Yibo dengan santainya mencoret beberapa nomor yang salah. Lalu membubuhkan nilai lengkap dengan paraf di sampingnya, persis seperti guru-guru di sekolah dasar.
Yibo menyerahkan buku tugasku dengan mimik serius. Aku jadi cemas dan takut, apa benar jawabanku salah semua?
"Cupu, cepat ambil!" teriaknya mengagetkanku yang sedang bengong.
"Lumayan, salah dua soal saja," ucapnya santai, tanpa merasa bersalah tadi sempat membuatku hampir jantungan.
Jadi, yang tadi itu hanya drama? Saat Yibo mengatakan jawabanku salah semua dan mengataiku bodoh di depan gadis itu, apakah itu sekedar akting? agar gadis itu cepat pergi?
Wah, ge-er sekali aku malam ini."Lanjut kerjakan soal bahasa inggris!" Yibo melempar buku paket tebal ke meja.

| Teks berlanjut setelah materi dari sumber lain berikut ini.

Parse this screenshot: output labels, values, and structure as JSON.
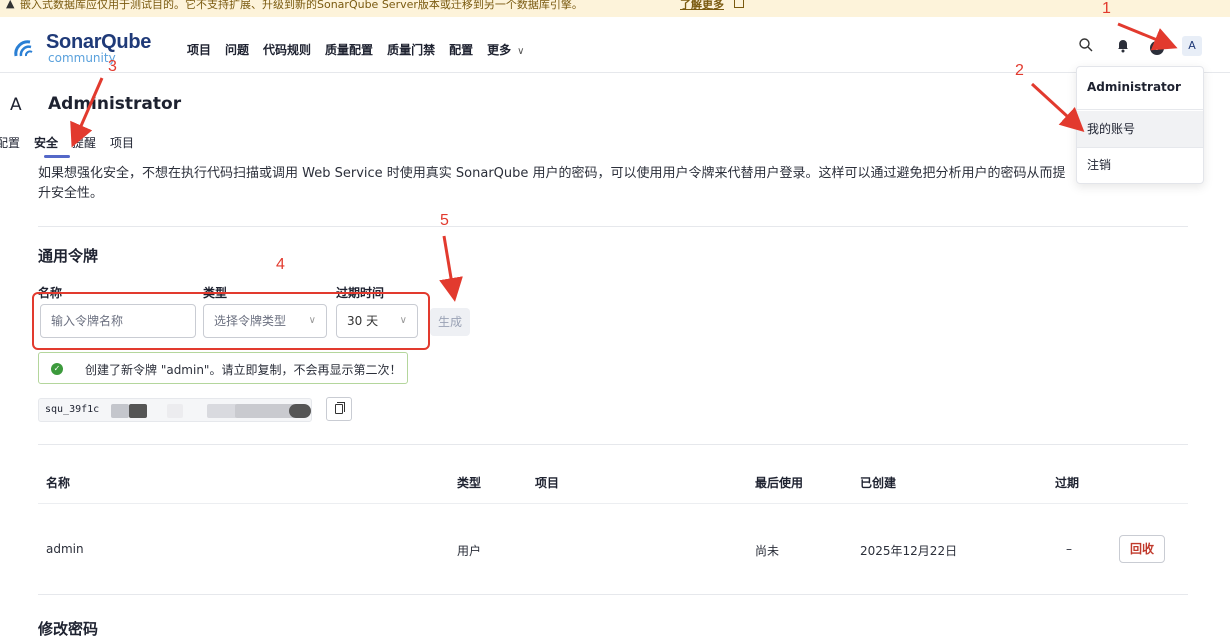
{
  "banner": {
    "text": "嵌入式数据库应仅用于测试目的。它不支持扩展、升级到新的SonarQube Server版本或迁移到另一个数据库引擎。",
    "link_label": "了解更多"
  },
  "header": {
    "logo_name": "SonarQube",
    "logo_sub": "community",
    "nav_items": [
      "项目",
      "问题",
      "代码规则",
      "质量配置",
      "质量门禁",
      "配置",
      "更多"
    ],
    "help_glyph": "?",
    "avatar_letter": "A"
  },
  "user_menu": {
    "name": "Administrator",
    "items": [
      "我的账号",
      "注销"
    ]
  },
  "page": {
    "avatar_letter": "A",
    "title": "Administrator",
    "tabs": [
      "配置",
      "安全",
      "提醒",
      "项目"
    ],
    "active_tab": "安全",
    "description": "如果想强化安全，不想在执行代码扫描或调用 Web Service 时使用真实 SonarQube 用户的密码，可以使用用户令牌来代替用户登录。这样可以通过避免把分析用户的密码从而提升安全性。"
  },
  "tokens": {
    "section_title": "通用令牌",
    "name_label": "名称",
    "type_label": "类型",
    "expiry_label": "过期时间",
    "name_placeholder": "输入令牌名称",
    "type_placeholder": "选择令牌类型",
    "expiry_value": "30 天",
    "generate_label": "生成",
    "success_message": "创建了新令牌 \"admin\"。请立即复制，不会再显示第二次！",
    "token_prefix": "squ_39f1c",
    "table": {
      "columns": [
        "名称",
        "类型",
        "项目",
        "最后使用",
        "已创建",
        "过期"
      ],
      "rows": [
        {
          "name": "admin",
          "type": "用户",
          "project": "",
          "last_used": "尚未",
          "created": "2025年12月22日",
          "expires": "–"
        }
      ],
      "revoke_label": "回收"
    }
  },
  "password_section_title": "修改密码",
  "annotations": [
    "1",
    "2",
    "3",
    "4",
    "5"
  ],
  "colors": {
    "annotation_red": "#e23a2e",
    "accent": "#5468c8",
    "banner_bg": "#fdf3da",
    "danger_text": "#c0392b",
    "success_border": "#b4d69c"
  }
}
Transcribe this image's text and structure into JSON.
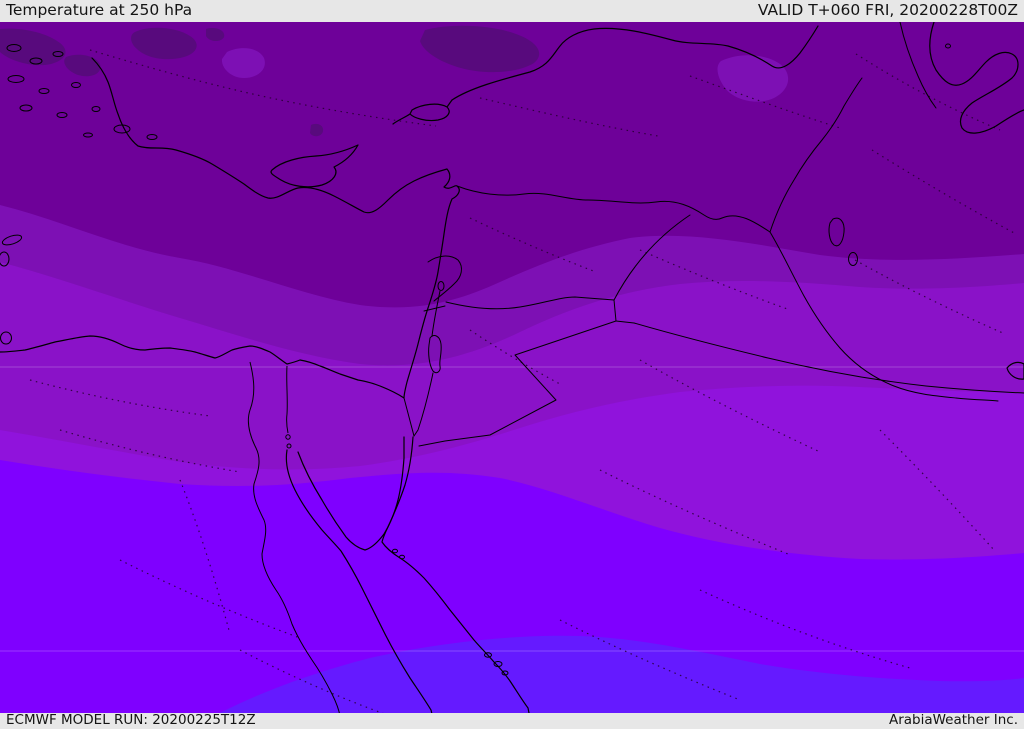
{
  "header": {
    "title": "Temperature at 250 hPa",
    "valid_label": "VALID T+060 FRI, 20200228T00Z"
  },
  "footer": {
    "model_run": "ECMWF MODEL RUN: 20200225T12Z",
    "credit": "ArabiaWeather Inc."
  },
  "map": {
    "kind": "temperature shaded contour map",
    "level": "250 hPa",
    "colors": {
      "band_coldest": "#580a7d",
      "band_cold": "#6e0199",
      "band_cool": "#7d10b4",
      "band_mid": "#8a12c8",
      "band_warm": "#9013dc",
      "band_warmer": "#7f00ff",
      "band_warmest": "#651aff",
      "coastline": "#000000",
      "bar_background": "#e7e7e7",
      "bar_text": "#141414"
    },
    "bands_order_north_to_south": [
      "band_coldest",
      "band_cold",
      "band_cool",
      "band_mid",
      "band_warm",
      "band_warmer",
      "band_warmest"
    ]
  }
}
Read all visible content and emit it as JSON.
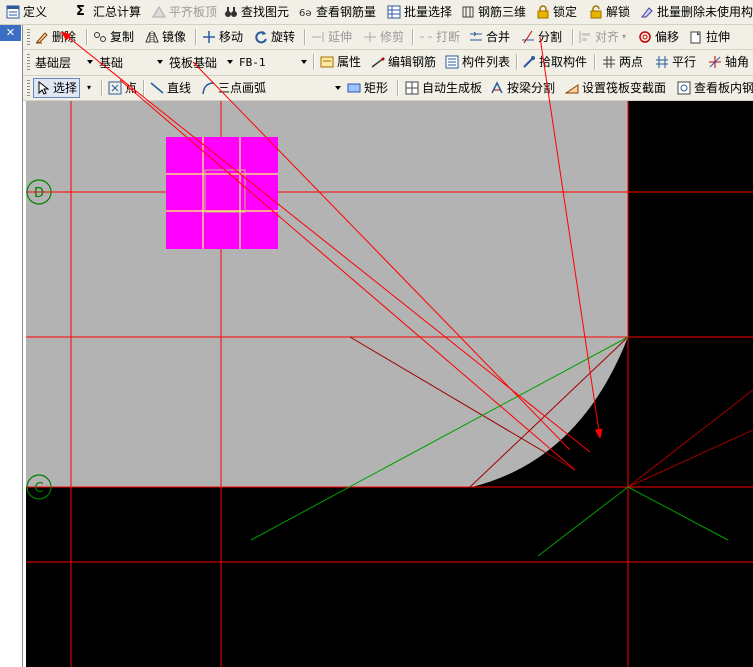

"Halaman lima puluh dua, kerjakan sepuluh soal saja!" serunya, sambil menunjuk halaman yang ia maksud.
Aku mengangguk. Setelah melihat nilaiku tadi, aku jadi semakin percaya diri untuk menyelesaikan tugas-tugas lainnya.
.
.Ini sudah hampir jam sepuluh malam, saat kulihat Yibo masih setia menungguku mengerjakan soal biologi. Otakku rasanya retak dan hampir meledak, tidak ada sedikit pun kompromi. Yibo sama sekali tidak membiarkanku istirahat, bahkan aku makan malam bersama tumpukan buku pelajaran di ruang tengah.
Kepalaku mulai pening. Mataku berat, aku menguap sudah empat kali. Yibo masih bersama ponselnya, berbalas pesan entah dengan siapa. Sewaktu-waktu dia menengok tulisanku. Lalu melihat wajahku yang mulai kelelahan.
"Ini latihan terakhir. Setelah ini kau boleh tidur!"
Bahkan suara Yibo yang berbicara terdengar sayup-sayup di telinga. Jari jemariku yang menggenggan pulpen mulai mengendur. Pandangan mataku agak kabur, aku berusaha tetap terjaga. Tapi kantuk ini luar biasa, terlalu kejam jika aku memaksa otakku bekerja di saat tubuhku ingin istirahat.
Akhirnya, kujadikan buku tulisku sebagai alas dan tangan kananku sebagai penopang. Mataku menyatu dengan erat, otakku juga mulai memberi sinyal untuk masuk le alam mimpi.
Aku tak peduli lagi dengan teriakan Yibo, alam bawah sadarku mulai menyeretku perlahan. Sehingga suara-suara di luaran sana teredam dengan baik.
.
Sudah berapa lama aku tertidur. Aku tak merasakan tanganku yang sejak tadi jadi penopang, seharusnya kakiku juga pegal karena tidur sambil duduk bersimpuh di meja. Harusnya juga aku kedinginan. Tapi aku merasa nyaman sekali saat ini.
Aku seperti tidur di atas bantal dan kasur yang empuk, dengan selimut bulu halus menutupi tubuhku. Juga seseorang yang tidur di sampingku.
Tunggu! Apa aku bilang seseorang? Aku meraba samping tempat tidurku, dan menemukan tonjolan yang kuyakin sama seperti milikku.
"Ah ...." Aku berteriak tanpa memperhitungkan waktu dan tempat. Seseorang yang berada dalam satu selimut denganku, terjaga dari tidurnya. Menatapku tajam.
"Ma-maaf," ucapku terbata.
Mata Yibo merah, ia sangat tak suka jika tidurnya diganggu.
"Apa kau mau tidur di luar saja?"Aku menggeleng pelan. Aku sudah nyaman di sini. Empuk dan hangat. Aku juga menemukan sesuatu untuk dipeluk sepanjang malam. Sebuah guling mungkin, atau boneka teddy bear besar seperti yang ada di kamar Cheng Xiao.
.
Perlahan aku menggeliat, tanganku membentuk perisai di wajah untuk menghalau sinar mentari pagi yang mulai mengintip dari celah tirai jendela.